Christina Onassis, whose inherited fortune from her Greek shipping tycoon father, Aristotle Onassis, made her one of the world's wealthiest women, died Saturday at 37. First reports suggested she had suffered a heart attack but officials ordered further investigation, news agencies reported.
The international socialite and stepdaughter of Jacqueline Kennedy Onassis was found unconscious in the bathroom of a vacation house at a country club near Buenos Aires.
The Argentine news agency Diarios y Noticias reported police were analyzing pills found at her side, Reuters said. Police said a judge ordered an investigation into her death, calling it "questionable."
However, Onassis' aunt, Mary Onassis, ruled out any question of suicide and insisted the cause of death was a heart attack.
"Christina was in the best stage of her life," she told reporters. Burial will be in a private chapel on the family's Greek island of Skorpios alongside Christina's father and brother, the aunt said.
Police and news agencies said Christina Onassis was taken by helicopter 20 miles south to a private hospital in Buenos Aires, where she was pronounced dead. An autopsy was scheduled at the city morgue.
Despite her fame and fortune, the life of Aristotle Onassis' last surviving child was frequently marred by unhappiness.
Her parents divorced when she was a child. Within a span of 27 months, when she was not yet 24 years old, she lost her mother, Athina (Tina) Livanos, her father and her only brother. Aristotle Onassis died in 1975 of bronchial pneumonia. Her brother, Alexander, had died in a plane crash two years earlier.
Child Born in 1985
In January, 1985, Christina Onassis gave birth to her only child, Athina. Months later, her fourth marriage ended in divorce, as had three previous marriages.
Although she reportedly had battled weight problems for years and allegedly was hospitalized in the 1970s for a sleeping pill overdose, the news agency Noticias Argentinas quoted friends as saying Christina appeared to be in good health since her arrival in Argentina two weeks ago.
Onassis had been staying at the home of Marina Dodero, whose husband, Alberto, is the administrator of the Aristotle Onassis estate, according to Associated Press and Noticias Argentinas. Christina was the godmother of one of the Dodero children and a frequent visitor to Buenos Aires.

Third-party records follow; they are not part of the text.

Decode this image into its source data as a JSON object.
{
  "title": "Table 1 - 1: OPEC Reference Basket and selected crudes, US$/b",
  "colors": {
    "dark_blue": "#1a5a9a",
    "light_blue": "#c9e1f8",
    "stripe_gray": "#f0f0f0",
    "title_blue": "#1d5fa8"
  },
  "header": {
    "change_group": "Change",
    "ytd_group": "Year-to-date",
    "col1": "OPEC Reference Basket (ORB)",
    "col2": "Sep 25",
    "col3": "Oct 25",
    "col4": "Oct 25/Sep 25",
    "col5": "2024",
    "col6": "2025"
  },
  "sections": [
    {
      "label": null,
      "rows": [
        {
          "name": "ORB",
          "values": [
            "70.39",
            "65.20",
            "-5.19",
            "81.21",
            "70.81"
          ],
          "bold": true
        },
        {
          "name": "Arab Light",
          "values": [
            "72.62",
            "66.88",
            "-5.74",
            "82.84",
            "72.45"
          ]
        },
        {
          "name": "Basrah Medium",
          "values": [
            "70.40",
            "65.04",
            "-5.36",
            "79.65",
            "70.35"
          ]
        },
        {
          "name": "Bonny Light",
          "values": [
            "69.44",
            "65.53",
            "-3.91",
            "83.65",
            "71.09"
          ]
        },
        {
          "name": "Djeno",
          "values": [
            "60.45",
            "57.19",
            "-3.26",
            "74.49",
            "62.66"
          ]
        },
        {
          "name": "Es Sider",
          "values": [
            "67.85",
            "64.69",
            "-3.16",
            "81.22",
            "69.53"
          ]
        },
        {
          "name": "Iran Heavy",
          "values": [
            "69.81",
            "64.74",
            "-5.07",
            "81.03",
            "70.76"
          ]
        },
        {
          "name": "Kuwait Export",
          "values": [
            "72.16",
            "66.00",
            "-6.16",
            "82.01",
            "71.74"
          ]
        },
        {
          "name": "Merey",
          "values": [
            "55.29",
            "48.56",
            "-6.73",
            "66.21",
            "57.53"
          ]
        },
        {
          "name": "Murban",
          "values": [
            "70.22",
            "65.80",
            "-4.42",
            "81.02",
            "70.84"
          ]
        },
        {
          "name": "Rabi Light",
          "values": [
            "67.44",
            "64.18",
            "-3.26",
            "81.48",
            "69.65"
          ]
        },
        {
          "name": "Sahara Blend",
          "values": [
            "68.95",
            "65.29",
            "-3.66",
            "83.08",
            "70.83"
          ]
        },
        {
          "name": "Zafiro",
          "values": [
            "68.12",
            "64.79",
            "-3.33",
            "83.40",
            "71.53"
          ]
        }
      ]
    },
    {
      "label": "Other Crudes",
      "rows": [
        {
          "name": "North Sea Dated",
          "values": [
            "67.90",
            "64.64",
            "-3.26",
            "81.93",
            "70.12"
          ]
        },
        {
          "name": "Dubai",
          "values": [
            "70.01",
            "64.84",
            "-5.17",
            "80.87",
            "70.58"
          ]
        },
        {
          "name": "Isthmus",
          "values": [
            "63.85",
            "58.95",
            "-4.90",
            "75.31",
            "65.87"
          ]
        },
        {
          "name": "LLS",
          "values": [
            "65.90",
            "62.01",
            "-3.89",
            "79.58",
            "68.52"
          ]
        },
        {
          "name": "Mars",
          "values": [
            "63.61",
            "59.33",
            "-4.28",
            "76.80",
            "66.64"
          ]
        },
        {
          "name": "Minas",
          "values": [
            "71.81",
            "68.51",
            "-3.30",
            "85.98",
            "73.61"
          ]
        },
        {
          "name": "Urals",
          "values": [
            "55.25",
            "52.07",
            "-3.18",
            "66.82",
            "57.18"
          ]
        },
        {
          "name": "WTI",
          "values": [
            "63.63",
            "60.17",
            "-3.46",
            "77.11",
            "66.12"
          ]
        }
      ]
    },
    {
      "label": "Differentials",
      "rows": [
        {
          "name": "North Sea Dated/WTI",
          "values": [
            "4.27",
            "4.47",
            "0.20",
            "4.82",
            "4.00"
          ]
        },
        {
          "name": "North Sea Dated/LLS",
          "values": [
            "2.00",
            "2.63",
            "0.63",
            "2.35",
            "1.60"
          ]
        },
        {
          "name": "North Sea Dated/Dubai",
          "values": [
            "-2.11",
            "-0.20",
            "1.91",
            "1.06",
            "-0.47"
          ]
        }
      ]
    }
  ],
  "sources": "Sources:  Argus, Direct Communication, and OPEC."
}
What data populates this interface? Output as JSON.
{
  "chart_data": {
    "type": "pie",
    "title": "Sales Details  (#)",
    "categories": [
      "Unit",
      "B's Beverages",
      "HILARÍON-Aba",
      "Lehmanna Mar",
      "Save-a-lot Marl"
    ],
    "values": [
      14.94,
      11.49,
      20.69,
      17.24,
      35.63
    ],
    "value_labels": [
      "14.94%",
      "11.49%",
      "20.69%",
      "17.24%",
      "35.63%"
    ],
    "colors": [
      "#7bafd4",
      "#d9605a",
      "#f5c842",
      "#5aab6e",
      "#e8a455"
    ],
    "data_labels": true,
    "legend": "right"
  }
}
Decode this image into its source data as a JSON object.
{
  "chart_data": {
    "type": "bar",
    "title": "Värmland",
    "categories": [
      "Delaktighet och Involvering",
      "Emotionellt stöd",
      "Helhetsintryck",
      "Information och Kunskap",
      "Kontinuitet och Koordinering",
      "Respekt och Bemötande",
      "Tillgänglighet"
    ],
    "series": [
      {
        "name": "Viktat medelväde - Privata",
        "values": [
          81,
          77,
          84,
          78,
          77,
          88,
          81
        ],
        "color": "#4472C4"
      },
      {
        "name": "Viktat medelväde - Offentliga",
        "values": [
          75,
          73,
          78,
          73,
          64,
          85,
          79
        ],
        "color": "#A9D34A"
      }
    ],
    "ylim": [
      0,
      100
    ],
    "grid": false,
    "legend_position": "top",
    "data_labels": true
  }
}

As a young man, Aristotle Onassis had lived in Argentina and was a naturalized Argentine citizen. Despite his impact on the shipping industry, the fortune he amassed and his lengthy affair with opera star Maria Callas, Aristotle Onassis' widespread fame in the United States came in 1968 when he married the widow of President John F. Kennedy. After Onassis' death, Jacqueline and Christina Onassis engaged in a bitter financial dispute.
Christina Onassis grew up in a world of luxury and celebrity. Her hometowns were Athens, Paris, New York, Monte Carlo and other destinations of the wealthy. In her private playroom on the 325-foot yacht her father named for her, young Christina played with dolls dressed in clothes designed by Dior and was taught by governesses in French and English. Family social gatherings might have included Greta Garbo or Sir Winston Churchill.
Student of Shipping
But after her father died, she made a determined effort to learn to run the shipping empire, returning to her New York City birthplace to study how to manage the estate of up to $1 billion. Later she returned to corporate headquarters in Monaco.
Ownership of the financial empire was shared by Christina Onassis and the Liechtenstein-based Alexander Onassis Foundation, established by her father in memory of her brother. The trust awards annual public achievement prizes to world personalities and institutions and grants graduate scholarships to Greek students.
In 1982, Christina Onassis was the first woman elected to the board of the Greek Union of Shipowners, one of the richest men's clubs in the world.
A worldwide decline in the shipping industry, however, reduced her empire to a mere $250 million or less in 1987, according to Forbes magazine.
Tired of Business
At the time of her fourth marriage in 1984, Reuters said, she indicated to reporters that she was growing tired of business and said she only wanted to be a loyal partner to her husband, Thierry Roussel, her sweetheart when they were teen-agers. They divorced in 1985.
Her first marriage at age 20 in 1971 was to Joseph Bolker, a Los Angeles real estate broker nearly twice her age. It ended after nine months. The second in 1975--four months after her father's death--was to Alexander Andreadis, heir to another Greek shipping fortune. They divorced in 1976.
In 1978, she again made headlines when she announced her marriage to Sergei Kauzov, a Russian government shipping official. They divorced less than two years later.